Tommy Robinson launches his EU election campaign in Wythenshawe, England. Over several months, SumOfUs has been locked in a battle with Mastercard executives behind the scenes in order to get the new committee proposal put to the shareholders ahead of the company’s June annual general meeting. It would see the formation of a “human rights committee” at the board level, which would monitor financial transactions with designated hate groups. Documents seen by BuzzFeed News reveal that the US Securities and Exchange Commission has given the green light for shareholders to get the chance to vote on the formation of the committee, despite staunch opposition from the Mastercard board and executives.
In the material to be sent to shareholders, the activists refer to a website called Blood Money, which tracks online payments to white supremacist groups from the likes of Mastercard, American Express, and Stripe. The website currently claims that Mastercard services are being used by groups like Counter-Currents Publishing, Covenant People’s Ministry, the United West, Sultan Knish, and the Fitzgerald Griffin Foundation.SumOfUs has also pointed to the activity of Robinson, whose real name is Stephen Yaxley-Lennon. The former English Defence League founder is running as an independent in May’s European election. In November 2018, PayPal banned donations to the anti-Islam activist, with the online payment company saying that its services wouldn’t “be used to promote hate, violence, or other forms of intolerance that is discriminatory”. More recently, Robinson has been calling on his global network of supporters to donate to his election campaign through his website, which allows payments from Mastercard.

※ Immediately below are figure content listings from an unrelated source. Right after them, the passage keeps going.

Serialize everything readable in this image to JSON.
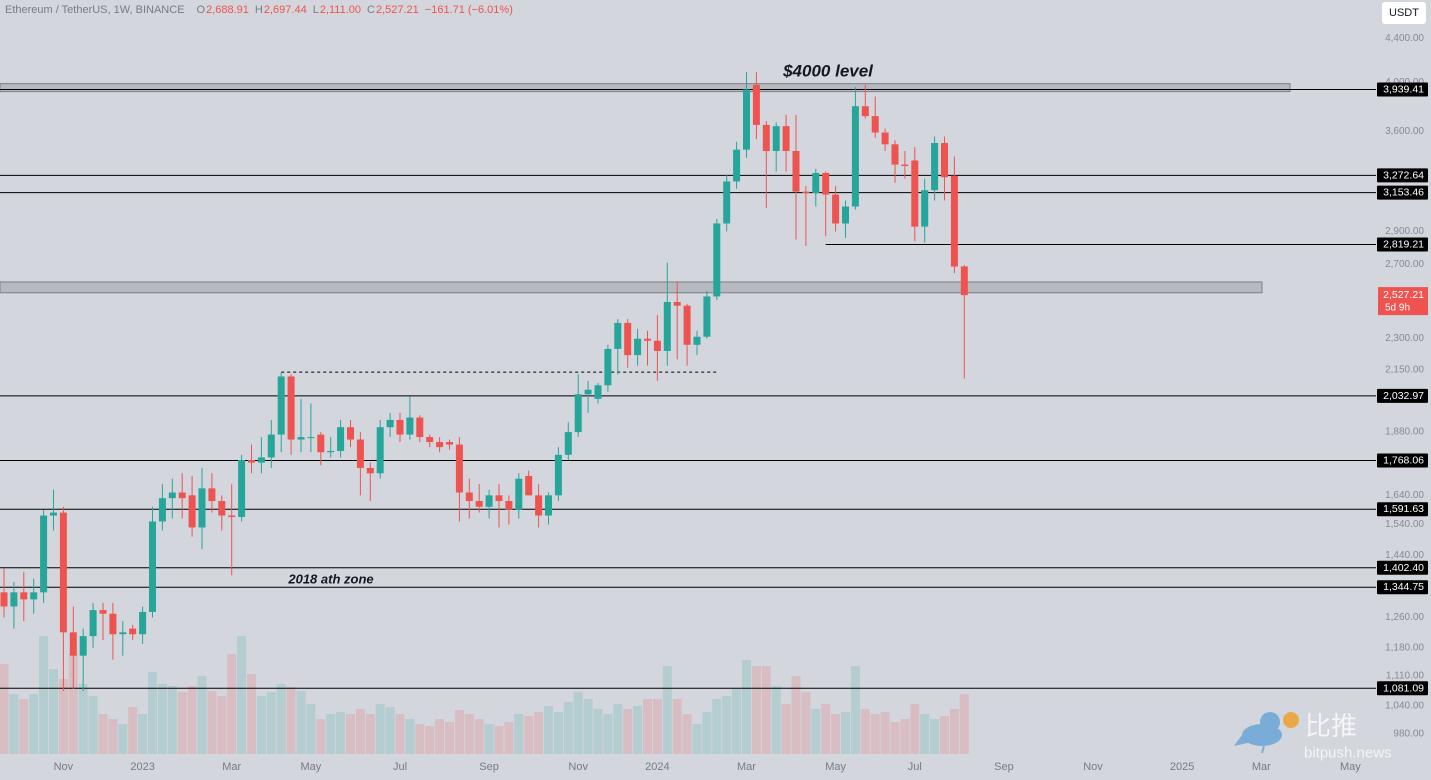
{
  "chart_data": {
    "type": "candlestick",
    "title": "Ethereum / TetherUS, 1W, BINANCE",
    "ohlc_stats": [
      {
        "key": "O",
        "value": "2,688.91"
      },
      {
        "key": "H",
        "value": "2,697.44"
      },
      {
        "key": "L",
        "value": "2,111.00"
      },
      {
        "key": "C",
        "value": "2,527.21"
      }
    ],
    "change": "−161.71 (−6.01%)",
    "currency": "USDT",
    "log": true,
    "grid": false,
    "up_color": "#26a69a",
    "down_color": "#ef5350",
    "ylim": [
      930,
      4780
    ],
    "yticks": [
      {
        "value": 4400,
        "label": "4,400.00"
      },
      {
        "value": 4000,
        "label": "4,000.00"
      },
      {
        "value": 3600,
        "label": "3,600.00"
      },
      {
        "value": 2900,
        "label": "2,900.00"
      },
      {
        "value": 2700,
        "label": "2,700.00"
      },
      {
        "value": 2300,
        "label": "2,300.00"
      },
      {
        "value": 2150,
        "label": "2,150.00"
      },
      {
        "value": 1880,
        "label": "1,880.00"
      },
      {
        "value": 1640,
        "label": "1,640.00"
      },
      {
        "value": 1540,
        "label": "1,540.00"
      },
      {
        "value": 1440,
        "label": "1,440.00"
      },
      {
        "value": 1260,
        "label": "1,260.00"
      },
      {
        "value": 1180,
        "label": "1,180.00"
      },
      {
        "value": 1110,
        "label": "1,110.00"
      },
      {
        "value": 1040,
        "label": "1,040.00"
      },
      {
        "value": 980,
        "label": "980.00"
      }
    ],
    "categories": [
      null,
      null,
      null,
      null,
      null,
      null,
      "Nov",
      null,
      null,
      null,
      null,
      null,
      null,
      null,
      "2023",
      null,
      null,
      null,
      null,
      null,
      null,
      null,
      null,
      "Mar",
      null,
      null,
      null,
      null,
      null,
      null,
      null,
      "May",
      null,
      null,
      null,
      null,
      null,
      null,
      null,
      null,
      "Jul",
      null,
      null,
      null,
      null,
      null,
      null,
      null,
      null,
      "Sep",
      null,
      null,
      null,
      null,
      null,
      null,
      null,
      null,
      "Nov",
      null,
      null,
      null,
      null,
      null,
      null,
      null,
      "2024",
      null,
      null,
      null,
      null,
      null,
      null,
      null,
      null,
      "Mar",
      null,
      null,
      null,
      null,
      null,
      null,
      null,
      null,
      "May",
      null,
      null,
      null,
      null,
      null,
      null,
      null,
      "Jul",
      null,
      null,
      null,
      null,
      null,
      null,
      null,
      null,
      "Sep",
      null,
      null,
      null,
      null,
      null,
      null,
      null,
      null,
      "Nov",
      null,
      null,
      null,
      null,
      null,
      null,
      null,
      null,
      "2025",
      null,
      null,
      null,
      null,
      null,
      null,
      null,
      "Mar",
      null,
      null,
      null,
      null,
      null,
      null,
      null,
      null,
      "May"
    ],
    "open": [
      1330,
      1290,
      1330,
      1310,
      1330,
      1570,
      1580,
      1220,
      1160,
      1210,
      1280,
      1270,
      1215,
      1230,
      1215,
      1275,
      1550,
      1630,
      1650,
      1640,
      1530,
      1665,
      1620,
      1570,
      1565,
      1770,
      1760,
      1780,
      1870,
      2120,
      1850,
      1860,
      1870,
      1800,
      1805,
      1900,
      1850,
      1740,
      1720,
      1900,
      1930,
      1870,
      1940,
      1860,
      1840,
      1840,
      1830,
      1650,
      1620,
      1600,
      1640,
      1620,
      1590,
      1710,
      1640,
      1570,
      1640,
      1790,
      1880,
      2040,
      2020,
      2080,
      2250,
      2380,
      2220,
      2300,
      2290,
      2240,
      2490,
      2470,
      2270,
      2310,
      2520,
      2950,
      3230,
      3460,
      3980,
      3650,
      3450,
      3640,
      3450,
      3160,
      3150,
      3290,
      3140,
      2950,
      3060,
      3800,
      3720,
      3590,
      3500,
      3350,
      3380,
      2930,
      3170,
      3510,
      3270,
      2688.91,
      null,
      null,
      null,
      null,
      null,
      null,
      null,
      null,
      null,
      null,
      null,
      null,
      null,
      null,
      null,
      null,
      null,
      null,
      null,
      null,
      null,
      null,
      null,
      null,
      null,
      null,
      null,
      null,
      null,
      null,
      null,
      null,
      null,
      null,
      null,
      null,
      null,
      null,
      null
    ],
    "high": [
      1400,
      1360,
      1390,
      1370,
      1590,
      1660,
      1600,
      1290,
      1230,
      1300,
      1300,
      1300,
      1250,
      1240,
      1290,
      1600,
      1680,
      1700,
      1720,
      1710,
      1740,
      1720,
      1640,
      1680,
      1790,
      1830,
      1860,
      1930,
      2140,
      2130,
      2020,
      2000,
      1880,
      1860,
      1930,
      1930,
      1880,
      1760,
      1930,
      1960,
      1960,
      2030,
      1950,
      1870,
      1860,
      1850,
      1860,
      1700,
      1680,
      1660,
      1680,
      1640,
      1720,
      1730,
      1680,
      1650,
      1820,
      1920,
      2130,
      2100,
      2090,
      2270,
      2400,
      2400,
      2350,
      2340,
      2420,
      2710,
      2600,
      2480,
      2340,
      2550,
      2980,
      3280,
      3520,
      4090,
      4090,
      3680,
      3670,
      3730,
      3730,
      3200,
      3320,
      3300,
      3200,
      3100,
      3960,
      3980,
      3880,
      3620,
      3530,
      3450,
      3480,
      3250,
      3560,
      3560,
      3410,
      2697.44,
      null,
      null,
      null,
      null,
      null,
      null,
      null,
      null,
      null,
      null,
      null,
      null,
      null,
      null,
      null,
      null,
      null,
      null,
      null,
      null,
      null,
      null,
      null,
      null,
      null,
      null,
      null,
      null,
      null,
      null,
      null,
      null,
      null,
      null,
      null,
      null,
      null,
      null,
      null
    ],
    "low": [
      1260,
      1230,
      1250,
      1270,
      1300,
      1520,
      1075,
      1080,
      1075,
      1180,
      1200,
      1150,
      1160,
      1200,
      1190,
      1260,
      1520,
      1560,
      1560,
      1500,
      1460,
      1580,
      1520,
      1380,
      1550,
      1720,
      1720,
      1740,
      1800,
      1790,
      1800,
      1800,
      1750,
      1780,
      1780,
      1820,
      1640,
      1620,
      1700,
      1860,
      1840,
      1850,
      1840,
      1820,
      1800,
      1810,
      1550,
      1560,
      1580,
      1560,
      1530,
      1540,
      1560,
      1640,
      1530,
      1540,
      1620,
      1770,
      1860,
      1960,
      2000,
      2050,
      2130,
      2160,
      2170,
      2170,
      2100,
      2170,
      2200,
      2170,
      2220,
      2300,
      2500,
      2900,
      3180,
      3400,
      3540,
      3050,
      3300,
      3300,
      2850,
      2810,
      3060,
      2870,
      2900,
      2860,
      3040,
      3700,
      3550,
      3450,
      3220,
      3250,
      2840,
      2830,
      3100,
      3100,
      2650,
      2111,
      null,
      null,
      null,
      null,
      null,
      null,
      null,
      null,
      null,
      null,
      null,
      null,
      null,
      null,
      null,
      null,
      null,
      null,
      null,
      null,
      null,
      null,
      null,
      null,
      null,
      null,
      null,
      null,
      null,
      null,
      null,
      null,
      null,
      null,
      null,
      null,
      null,
      null,
      null
    ],
    "close": [
      1290,
      1330,
      1310,
      1330,
      1570,
      1580,
      1220,
      1160,
      1210,
      1280,
      1270,
      1215,
      1220,
      1215,
      1275,
      1550,
      1630,
      1650,
      1630,
      1530,
      1665,
      1620,
      1570,
      1565,
      1770,
      1760,
      1780,
      1870,
      2120,
      1850,
      1860,
      1860,
      1800,
      1805,
      1900,
      1850,
      1740,
      1720,
      1900,
      1930,
      1870,
      1940,
      1860,
      1840,
      1820,
      1830,
      1650,
      1620,
      1600,
      1640,
      1620,
      1590,
      1700,
      1640,
      1570,
      1640,
      1790,
      1880,
      2040,
      2060,
      2080,
      2250,
      2380,
      2220,
      2300,
      2290,
      2240,
      2490,
      2470,
      2270,
      2310,
      2520,
      2950,
      3230,
      3460,
      3940,
      3650,
      3450,
      3640,
      3450,
      3160,
      3150,
      3290,
      3140,
      2950,
      3060,
      3800,
      3720,
      3590,
      3500,
      3350,
      3340,
      2930,
      3170,
      3510,
      3260,
      2688,
      2527.21,
      null,
      null,
      null,
      null,
      null,
      null,
      null,
      null,
      null,
      null,
      null,
      null,
      null,
      null,
      null,
      null,
      null,
      null,
      null,
      null,
      null,
      null,
      null,
      null,
      null,
      null,
      null,
      null,
      null,
      null,
      null,
      null,
      null,
      null,
      null,
      null,
      null,
      null,
      null
    ],
    "volume": [
      90,
      60,
      55,
      60,
      118,
      85,
      75,
      100,
      70,
      58,
      40,
      35,
      30,
      47,
      40,
      82,
      70,
      68,
      62,
      68,
      78,
      63,
      58,
      100,
      118,
      80,
      58,
      62,
      70,
      67,
      63,
      50,
      35,
      40,
      42,
      40,
      45,
      40,
      50,
      47,
      40,
      35,
      30,
      28,
      35,
      32,
      44,
      40,
      35,
      30,
      28,
      32,
      40,
      38,
      42,
      48,
      42,
      52,
      62,
      55,
      45,
      40,
      50,
      45,
      48,
      55,
      55,
      88,
      55,
      40,
      30,
      42,
      55,
      58,
      65,
      94,
      88,
      88,
      68,
      50,
      78,
      62,
      45,
      50,
      40,
      42,
      88,
      45,
      40,
      42,
      32,
      35,
      50,
      40,
      35,
      38,
      45,
      60,
      null,
      null,
      null,
      null,
      null,
      null,
      null,
      null,
      null,
      null,
      null,
      null,
      null,
      null,
      null,
      null,
      null,
      null,
      null,
      null,
      null,
      null,
      null,
      null,
      null,
      null,
      null,
      null,
      null,
      null,
      null,
      null,
      null,
      null,
      null,
      null,
      null,
      null,
      null
    ],
    "zones": [
      {
        "low": 3922,
        "high": 3990
      },
      {
        "low": 2540,
        "high": 2600
      }
    ],
    "levels": [
      {
        "value": 3939.41,
        "label": "3,939.41"
      },
      {
        "value": 3272.64,
        "label": "3,272.64"
      },
      {
        "value": 3153.46,
        "label": "3,153.46"
      },
      {
        "value": 2819.21,
        "label": "2,819.21"
      },
      {
        "value": 2032.97,
        "label": "2,032.97"
      },
      {
        "value": 1768.06,
        "label": "1,768.06"
      },
      {
        "value": 1591.63,
        "label": "1,591.63"
      },
      {
        "value": 1402.4,
        "label": "1,402.40"
      },
      {
        "value": 1344.75,
        "label": "1,344.75"
      },
      {
        "value": 1081.09,
        "label": "1,081.09"
      }
    ],
    "dashed_level": 2140,
    "current_price": {
      "value": 2527.21,
      "label": "2,527.21",
      "countdown": "5d 9h"
    },
    "annotations": [
      "$4000 level",
      "2018 ath zone"
    ],
    "watermark": {
      "logo_text": "比推",
      "site": "bitpush.news"
    }
  }
}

“Having a Mastercard logo on their website also gives these groups a veneer of legitimacy, and allows those who want to donate to do so quickly and quietly,” Dubsky told BuzzFeed News. “Mastercard also benefits, pocketing a transaction fee for each purchase or donation.” Mastercard declined requests for comment, pointing instead to the board’s position laid out in the information sent to shareholders ahead of the general meeting. “Mastercard is committed to treating all people fairly and with dignity, and our interest in human rights extends to all areas in which our business is involved and where we have particular expertise,” it reads. “The Board does not believe that establishing a separate human rights committee is necessary to properly exercise its oversight of this important area.”
It’s unclear whether the proposal stands a chance of succeeding at June’s meeting. But the move to confront such a big, mainstream company like Mastercard over issues like the funding of white supremacy and the far right comes after action from smaller, online financial platforms like PayPal and Patreon in the area. PayPal has banned payments to Robinson, US far-right group Proud Boys, and Canadian anti-Islam activist Laura Loomer. It also acted against several US anti-fascist groups because the company had no tolerance for groups that promoted “hate” and “violence”. Last year, Patreon banned YouTuber Sargon of Akkad over a 2015 video that featured the Gamergate leader repeatedly saying the n-word in a Google Hangout with the alt-right. According to the New York Times, Sargon of Akkad, whose real name is Carl Benjamin, had 3,000 subscribers and was being paid $12,000 a month on Patreon when he was removed from the site.
In a recent YouTube video, Benjamin and Robinson talked about being de-platformed by social media companies. But Robinson also suggested that he has long-term fears beyond the big tech companies.
“I am being completely un-personed,” Robinson said. “What’s next—my mobile-phone contract?”